4. The Role of the Endothelin System after Kidney Transplantation

Endothelin levels increase after graft transplantation and may play a significant role in the development of post-transplant complications; ETAR expression as induced by inflammation and ischemia–reperfusion injuries, which increases targets for auto-antibodies. Experimental trials have reported that calcineurine inhibitors treatment promotes the expression of ET-1 by endothelial cells and proximal tubule cells, which might be associated with higher serum creatinine concentrations, renal fibrosis, and impairment of renal function [44,45,46,47,48]. An analysis of ETAR in allograft biopsies of 154 patients showed that the location of ETAR in renal particular specimens might be associated with a higher risk of progression to graft failure. Patients with positive staining of ETAR in small and intermediate arteries developed acute tubular necrosis and antibody mediated rejection [9]. Antibody-mediated rejection is considered to be the main pathway leading to graft deterioration or loss after kidney transplantation. In another investigation, almost half of the kidney recipients were anti-ETAR positive before the transplantation which was associated with worse graft function at the one-year follow-up compared to the anti-ETAR negative group [11]. Also, expression of ETAR in glomeruli and renal blood vesseles may be related to damage in the course of antibody-mediated rejection and acute tubular necrosis [9,10,11]. It has been reported that ETAR inhibition treatments in lung transplantation improve pulmonary function after ischemia–reperfusion injury [49]. In cardiac transplantation, vascular ET-1 expression was also associated with acute rejection, and interstitial ET-1 was connected with ischemic trauma and vasculopathy development [50]. Additionally, in the research conducted on rats after liver transplantation, ETAR inhibition improved liver graft morphology and function, possibly through influence on microcirculatory lesions [51]. Knowledge of ETAR expression and its inhibition may play a notable role in the prevention of post-transplant complication.

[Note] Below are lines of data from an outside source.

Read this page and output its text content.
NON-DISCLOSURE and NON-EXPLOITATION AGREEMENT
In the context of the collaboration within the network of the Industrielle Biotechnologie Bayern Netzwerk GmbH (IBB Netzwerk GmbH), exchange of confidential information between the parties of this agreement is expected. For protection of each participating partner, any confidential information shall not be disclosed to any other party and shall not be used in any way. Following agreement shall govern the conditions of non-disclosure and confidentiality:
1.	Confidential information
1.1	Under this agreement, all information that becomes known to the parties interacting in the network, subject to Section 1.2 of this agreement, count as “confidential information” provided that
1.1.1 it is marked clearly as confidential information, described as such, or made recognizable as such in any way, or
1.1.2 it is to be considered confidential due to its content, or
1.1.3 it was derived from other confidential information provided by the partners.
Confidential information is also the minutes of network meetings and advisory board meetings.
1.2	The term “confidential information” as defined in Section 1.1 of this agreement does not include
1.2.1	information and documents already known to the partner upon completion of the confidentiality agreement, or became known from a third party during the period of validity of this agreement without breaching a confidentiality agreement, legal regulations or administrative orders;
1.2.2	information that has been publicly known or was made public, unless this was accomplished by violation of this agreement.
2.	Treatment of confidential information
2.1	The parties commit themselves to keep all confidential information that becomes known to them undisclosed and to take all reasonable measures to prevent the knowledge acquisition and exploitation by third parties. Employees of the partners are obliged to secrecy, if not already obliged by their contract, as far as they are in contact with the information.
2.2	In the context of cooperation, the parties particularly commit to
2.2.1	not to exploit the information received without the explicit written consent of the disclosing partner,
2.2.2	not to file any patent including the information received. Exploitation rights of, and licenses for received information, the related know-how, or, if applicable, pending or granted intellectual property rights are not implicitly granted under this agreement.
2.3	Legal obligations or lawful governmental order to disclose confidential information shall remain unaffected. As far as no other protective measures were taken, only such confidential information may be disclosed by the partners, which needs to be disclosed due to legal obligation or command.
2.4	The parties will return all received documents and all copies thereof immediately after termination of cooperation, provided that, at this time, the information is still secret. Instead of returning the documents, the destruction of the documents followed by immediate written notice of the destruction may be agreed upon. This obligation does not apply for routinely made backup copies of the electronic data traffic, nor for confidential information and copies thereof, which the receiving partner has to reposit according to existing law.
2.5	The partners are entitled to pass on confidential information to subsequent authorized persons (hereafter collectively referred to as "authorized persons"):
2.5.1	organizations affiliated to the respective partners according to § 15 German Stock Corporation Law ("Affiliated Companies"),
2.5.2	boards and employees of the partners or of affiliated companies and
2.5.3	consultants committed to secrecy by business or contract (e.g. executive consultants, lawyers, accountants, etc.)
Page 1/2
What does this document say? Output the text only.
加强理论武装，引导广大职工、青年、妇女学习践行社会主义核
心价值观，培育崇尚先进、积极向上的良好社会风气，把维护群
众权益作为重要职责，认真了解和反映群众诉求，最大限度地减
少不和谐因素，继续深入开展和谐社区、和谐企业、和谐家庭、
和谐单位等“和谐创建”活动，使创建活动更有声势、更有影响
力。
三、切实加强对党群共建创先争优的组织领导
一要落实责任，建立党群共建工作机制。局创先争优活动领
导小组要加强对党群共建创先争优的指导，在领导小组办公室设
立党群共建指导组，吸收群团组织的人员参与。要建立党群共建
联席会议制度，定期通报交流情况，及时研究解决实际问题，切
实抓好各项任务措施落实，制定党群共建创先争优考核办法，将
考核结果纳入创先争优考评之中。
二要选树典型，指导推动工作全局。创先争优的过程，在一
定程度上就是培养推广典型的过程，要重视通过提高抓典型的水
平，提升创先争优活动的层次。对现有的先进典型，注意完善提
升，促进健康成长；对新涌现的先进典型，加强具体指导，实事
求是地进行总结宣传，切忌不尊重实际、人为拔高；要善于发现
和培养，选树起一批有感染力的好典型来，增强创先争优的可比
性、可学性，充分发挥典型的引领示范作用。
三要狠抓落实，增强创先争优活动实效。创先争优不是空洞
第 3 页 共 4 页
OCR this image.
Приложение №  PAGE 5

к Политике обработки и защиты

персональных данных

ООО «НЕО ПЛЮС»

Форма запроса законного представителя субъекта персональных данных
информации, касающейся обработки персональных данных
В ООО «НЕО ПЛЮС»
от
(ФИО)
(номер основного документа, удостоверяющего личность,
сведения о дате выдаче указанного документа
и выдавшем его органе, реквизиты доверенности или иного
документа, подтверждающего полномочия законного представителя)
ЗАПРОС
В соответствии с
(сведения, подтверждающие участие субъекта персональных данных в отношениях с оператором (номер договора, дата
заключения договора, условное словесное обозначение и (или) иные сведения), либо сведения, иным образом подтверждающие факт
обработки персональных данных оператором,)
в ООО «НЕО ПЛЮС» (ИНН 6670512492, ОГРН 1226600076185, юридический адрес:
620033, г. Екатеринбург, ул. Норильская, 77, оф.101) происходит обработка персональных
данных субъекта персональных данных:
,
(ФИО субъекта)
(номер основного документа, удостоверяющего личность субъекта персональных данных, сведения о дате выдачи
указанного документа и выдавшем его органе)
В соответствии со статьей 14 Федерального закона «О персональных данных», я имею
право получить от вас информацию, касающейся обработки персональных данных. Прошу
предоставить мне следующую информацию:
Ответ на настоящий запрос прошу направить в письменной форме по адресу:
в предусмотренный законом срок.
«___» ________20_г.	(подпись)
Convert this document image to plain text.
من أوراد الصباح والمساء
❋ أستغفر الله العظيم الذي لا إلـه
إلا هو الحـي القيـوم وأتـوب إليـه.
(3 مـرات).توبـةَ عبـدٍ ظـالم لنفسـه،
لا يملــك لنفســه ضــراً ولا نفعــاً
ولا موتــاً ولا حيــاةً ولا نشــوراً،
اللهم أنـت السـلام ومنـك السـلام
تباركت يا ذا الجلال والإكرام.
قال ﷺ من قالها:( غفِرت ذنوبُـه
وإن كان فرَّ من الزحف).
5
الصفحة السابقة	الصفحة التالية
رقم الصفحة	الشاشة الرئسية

However, further research is required in this field.

5. Conclusions and Future Directions

Endothelin system inhibition therapy is a promising direction in protective treatment preserving renal function in CKD. A growing body of evidence suggests that selective ETAR antagonists play a significant role in reducing proteinuria, preserving renal function, and delaying the progression of CKD, with even greater effectiveness to RAA inhibition. There are numerous ongoing and completed clinical trials on ETAR antagonists, reporting positive results, in IgAN, FSGS, DN, AS, sclerodermia and AAV nephropathy. However, in patients with congestive chronic heart failure and CKD the treatment should be provided with the highest caution. The most frequent side effect is gaining weight due to fluid overload, which may be especially significant in patients with lower eGFR. This is why diuretic co-administration should be considered. There are also some questions about whether selective ETAR antagonists should be co-administered with SGLT2 inhibitors or an ACEI/ARB. RAA inhibitors are still the first line treatment in reducing proteinuria, but selective ETAR antagonists might bring benefits for patients with intolerability to ACEI/ARB or tendency for hyperkalema. Some ETAR antagonists (for example sparsentan) have dual action for AT1R and ETAR. The molecule achieved positive effects in SONAR, DUET, and DUPLEX trials. There are also some reports showing that endothelin system may play a significant role in post transplant graft complications, associated with acute rejection. It is probable that ETAR inhibition might have a positive effect in preserving renal graft function and the prolonging of graft survival. The endothelin system seems to play a noticeable role in ischemia–reperfusion injuries and acute rejecton which was also described in cardiac, pulmonary, and liver transplantation. However, there is still a lack of research on ETAR inhibitors on long-term graft function, and this field needs to be further examined.